Hautfarbe und Geschlecht sind nur Fußnoten: Condoleezza Rice und die politische Korrektheit

Als Condoleezza Rice 1989 von ihrem Posten im Sicherheitsausschuss der Regierung George H. W. Bush aus Washington zurück an die Universität ging, galt ihre Alma Mater Stanford als eine der radikalsten Universitäten des ganzen Landes. Stanford bei San Francisco war das Epizentrum des seinerzeit an amerikanischen Universitäten tobenden Kulturkampfes um politische Korrektheit in Fragen von Hautfarbe und Geschlecht. Von Jesse Jacksons Rainbow Coalition angeführt, marschierten Studenten über den Campus und skandierten antieurozentrische Parolen wie „Hey Ho – Western culture’s got to go!“.

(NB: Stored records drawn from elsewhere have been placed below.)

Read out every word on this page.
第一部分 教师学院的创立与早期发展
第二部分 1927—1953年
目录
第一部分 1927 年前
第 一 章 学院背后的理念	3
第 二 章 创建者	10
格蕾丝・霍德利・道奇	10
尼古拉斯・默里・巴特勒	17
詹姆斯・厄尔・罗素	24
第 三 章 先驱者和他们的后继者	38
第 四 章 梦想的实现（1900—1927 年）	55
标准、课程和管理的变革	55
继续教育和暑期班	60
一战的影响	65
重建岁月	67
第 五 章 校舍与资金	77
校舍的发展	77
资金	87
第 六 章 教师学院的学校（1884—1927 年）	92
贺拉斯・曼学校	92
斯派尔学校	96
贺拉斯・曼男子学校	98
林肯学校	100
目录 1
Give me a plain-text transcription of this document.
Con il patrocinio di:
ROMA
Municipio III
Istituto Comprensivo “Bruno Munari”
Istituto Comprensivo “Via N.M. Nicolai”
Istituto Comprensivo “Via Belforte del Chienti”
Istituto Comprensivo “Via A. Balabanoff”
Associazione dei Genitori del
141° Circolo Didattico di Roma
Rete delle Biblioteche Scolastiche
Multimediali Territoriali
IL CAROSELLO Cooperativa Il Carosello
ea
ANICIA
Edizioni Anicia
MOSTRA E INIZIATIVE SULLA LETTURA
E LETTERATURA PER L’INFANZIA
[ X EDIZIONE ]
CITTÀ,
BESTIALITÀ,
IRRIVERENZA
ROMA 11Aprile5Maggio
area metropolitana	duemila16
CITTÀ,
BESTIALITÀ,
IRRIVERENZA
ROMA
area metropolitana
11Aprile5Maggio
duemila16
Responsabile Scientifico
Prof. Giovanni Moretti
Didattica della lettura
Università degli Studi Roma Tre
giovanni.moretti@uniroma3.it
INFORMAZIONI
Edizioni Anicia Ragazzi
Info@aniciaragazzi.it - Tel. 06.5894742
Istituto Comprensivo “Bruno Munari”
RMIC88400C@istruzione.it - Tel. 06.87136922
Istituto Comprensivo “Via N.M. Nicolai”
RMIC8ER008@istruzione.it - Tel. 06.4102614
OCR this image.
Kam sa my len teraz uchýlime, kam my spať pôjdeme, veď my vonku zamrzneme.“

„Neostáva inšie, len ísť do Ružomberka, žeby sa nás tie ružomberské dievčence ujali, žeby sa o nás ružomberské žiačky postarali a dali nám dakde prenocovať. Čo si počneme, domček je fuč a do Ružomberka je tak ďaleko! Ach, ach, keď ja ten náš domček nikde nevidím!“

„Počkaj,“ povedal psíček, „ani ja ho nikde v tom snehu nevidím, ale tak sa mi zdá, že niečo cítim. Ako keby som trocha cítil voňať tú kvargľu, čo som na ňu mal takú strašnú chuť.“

So lag der Verdacht nicht fern, den politische Gegner und Konkurrenten gegen Rice vorbrachten, dass sie den Posten als Provost der Universität nur zugespielt bekam, weil sie eine schwarze Frau ist. Der Verdacht verärgerte Rice zutiefst und sie tat während ihrer Amtszeit alles, um ihn zu zerstreuen. Sie warf die höchstrangige Latina der Universität hinaus und provozierte damit einen Hungerstreik unter Latino-Studenten. Sie strich Mittel für Minderheitengruppen zusammen und zog sich den Zorn von Akademikerinnen zu, die sich von Rice Geschlechtersolidarität versprochen hatten. So weit ging Condoleezza Rice’ Dickhäutigkeit, dass das US-Arbeitsministerium eine Untersuchung gegen Rice einleitete. Vorwurf: Diskriminierung von Frauen und Minderheiten.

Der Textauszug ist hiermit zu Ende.